Making reading a regular part of a child’s life starting in infancy is vital, she said, and parents play a big role. Story times, lots of talking using descriptive words, and pointing out words and letters everywhere a child goes can all help with brain development. At family literacy night, the message was “Children learn to read on the laps of their parents.”
“With increased (academic) expectations, it’s crucial that they have exposure to school and early literacy, like looking
at vocabulary, phonemic awareness and book knowledge,” Lotterman said.
As grade-level standards increase, higher reading expectations have trickled down.
“When they are expected to read right away in kindergarten, early literacy is becoming more and more crucial,” added Angela Gallagher, a Byron Center preschool teacher.
Literacy Embedded into Everything
|Fun At-Home Literacy Activities
In local preschool classrooms, reading is part of all activities, said Gina Dobberstein, an early childhood specialist for Great Start Readiness Program, the state’s tuition-free preschool program.
“What’s different about preschool, as opposed to elementary school, is that there isn’t a block of time when it’s like, ‘Now we’re working on reading.’ We really expect teachers to be including it in all parts their day,” Dobberstein said. “They may be working on letters or print concepts as they’re walking down the hall, or eating lunch together, in circle time, small group time, and even in their play.”
Ashley Karsten, also a Great Start Readiness early childhood specialist, said blending reading into all other subjects and activities works well.
“It’s more developmentally appropriate for a 4-year-old,” Karsten said. “Students are interested, excited and they learn,”
Serving Children from Before Birth
Kent ISD operates early childhood programs that serve 8,500 children from prenatal to age 5. They include Great Start Readiness, with 148 classrooms consisting of a majority of low-income students; Great Start to Quality, which connects parents with early learning services; Early On, which provides intervention services for infants and toddlers; and Bright Beginnings, which uses the Parents as Teachers curriculum to educate parents on how to best support learning at home.
Research shows that quality preschool pays off, said Mike Ghareeb, Kent ISD early childhood director.
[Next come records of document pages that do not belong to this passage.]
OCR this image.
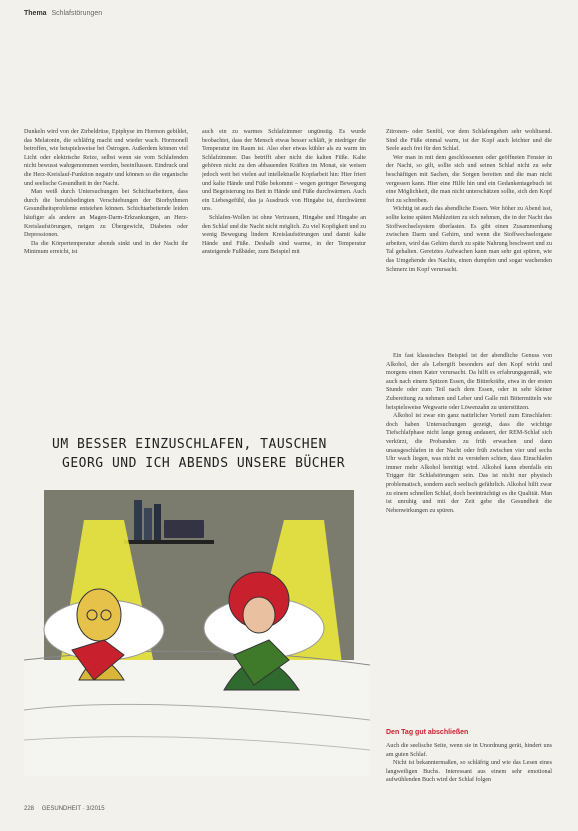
Thema Schlafstörungen

Dunkeln wird von der Zirbeldrüse, Epiphyse im Hormon gebildet, das Melatonin, die schläfrig macht und wieder wach. Hormonell betroffen, wie beispielsweise bei Östrogen. Außerdem können viel Licht oder elektrische Reize, selbst wenn sie vom Schlafenden nicht bewusst wahrgenommen werden, beeinflussen. Eindruck und die Herz-Kreislauf-Funktion negativ und können so die organische und seelische Gesundheit in der Nacht.

Man weiß durch Untersuchungen bei Schichtarbeitern, dass durch die berufsbedingten Verschiebungen der Biorhythmen Gesundheitsprobleme entstehen können. Schichtarbeitende leiden häufiger als andere an Magen-Darm-Erkrankungen, an Herz-Kreislaufstörungen, neigen zu Übergewicht, Diabetes oder Depressionen.

Da die Körpertemperatur abends sinkt und in der Nacht ihr Minimum erreicht, ist

auch ein zu warmes Schlafzimmer ungünstig. Es wurde beobachtet, dass der Mensch etwas besser schläft, je niedriger die Temperatur im Raum ist. Also eher etwas kühler als zu warm im Schlafzimmer. Das betrifft aber nicht die kalten Füße. Kalte gehören nicht zu den abbauenden Kräften im Monat, sie weisen jedoch weit bei vielen auf intellektuelle Kopfarbeit hin: Hier friert und kalte Hände und Füße bekommt – wegen geringer Bewegung und Begeisterung ins Bett in Hände und Füße durchwärmen. Auch ein Liebesgefühl, das ja Ausdruck von Hingabe ist, durchwärmt uns.

Schlafen-Wollen ist ohne Vertrauen, Hingabe und Hingabe an den Schlaf und die Nacht nicht möglich. Zu viel Kopfigkeit und zu wenig Bewegung lindern Kreislaufstörungen und damit kalte Hände und Füße. Deshalb sind warme, in der Temperatur ansteigende Fußbäder, zum Beispiel mit

Zitronen- oder Senföl, vor dem Schlafengehen sehr wohltuend. Sind die Füße einmal warm, ist der Kopf auch leichter und die Seele auch frei für den Schlaf.

Wer man in mit dem geschlossenen oder geöffneten Fenster in der Nacht, so gilt, sollte sich und seinen Schlaf nicht zu sehr beschäftigen mit Sachen, die Sorgen bereiten und die man nicht vergessen kann. Hier eine Hilfe hin und ein Gedankentagebuch ist eine Möglichkeit, die man nicht unterschätzen sollte, sich den Kopf frei zu schreiben.

Wichtig ist auch das abendliche Essen. Wer höher zu Abend isst, sollte keine späten Mahlzeiten zu sich nehmen, die in der Nacht das Stoffwechselsystem überlasten. Es gibt einen Zusammenhang zwischen Darm und Gehirn, und wenn die Stoffwechselorgane arbeiten, wird das Gehirn durch zu späte Nahrung beschwert und zu Tal gehalten. Gereiztes Aufwachen kann man sehr gut spüren, wie das Umgehende des Nachts, einen dumpfen und sogar wachenden Schmerz im Kopf verursacht.

Ein fast klassisches Beispiel ist der abendliche Genuss von Alkohol, der als Lebergift besonders auf den Kopf wirkt und morgens einen Kater verursacht. Da hilft es erfahrungsgemäß, wie auch nach einem Spitzen Essen, die Bitterkräfte, etwa in der ersten Stunde oder zum Teil nach dem Essen, oder in sehr kleiner Zubereitung zu nehmen und Leber und Galle mit Bittermitteln wie beispielsweise Wegwarte oder Löwenzahn zu unterstützen.

Alkohol ist zwar ein ganz natürlicher Vorteil zum Einschlafen: doch haben Untersuchungen gezeigt, dass die wichtige Tiefschlafphase nicht lange genug andauert, der REM-Schlaf sich verkürzt, die Probanden zu früh erwachen und dann unausgeschlafen in der Nacht oder früh zwischen vier und sechs Uhr wach liegen, was nicht zu verstehen schien, dass Einschlafen immer mehr Alkohol benötigt wird. Alkohol kann ebenfalls ein Trigger für Schlafstörungen sein. Das ist nicht nur physisch problematisch, sondern auch seelisch gefährlich. Alkohol hilft zwar zu einem schnellen Schlaf, doch beeinträchtigt es die Qualität. Man ist unruhig und mit der Zeit gebe die Gesundheit die Nebenwirkungen zu spüren.

Den Tag gut abschließen

Auch die seelische Seite, wenn sie in Unordnung gerät, hindert uns am guten Schlaf.

Nicht ist bekanntermaßen, so schläfrig und wie das Lesen eines langweiligen Buchs. Interessant aus einem sehr emotional aufwühlenden Buch wird der Schlaf folgen

UM BESSER EINZUSCHLAFEN, TAUSCHEN
GEORG UND ICH ABENDS UNSERE BÜCHER
228 GESUNDHEIT · 3/2015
A study conducted by Dr. Arthur Reynolds of the University of Wisconsin determined that society saves more than $7 for every $1 invested in preschool.
The study followed 989 students enrolled in 20 Chicago Parent-Child Centers beginning at age 3, and a comparison group of 550 other eligible children who did not participate in the program until they reached eighth grade. Findingsincluded that students who have high-quality early education do better in school academically, and are less likely to drop out of high school, be arrested, repeat grades or be placed in special education services.
But it’s not all about data. At Byron Center ECC’s literacy night, much learning was focused on engaging students in ways they captivate them.
Vincent Schmuker dipped his pole into a box and pulled out a green fish with an “M” on its belly. Chloe Caldwell grinned and hoisted up a sticky, purple “I” she’d stuck on a picture next to an inchworm, and Angel Roque built a wooden “O” out of shapes.
In a classroom, Kent District Library librarian Barb DeYoung read the children’s book, “I Spy Under the Sea,” to a dancing, hopping room full of preschoolers. She hinted about what animal was on the next page.
“Sea horse!” the children shouted.
“You’re too smart!” DeYoung said. “I didn’t even have to read the second clue!”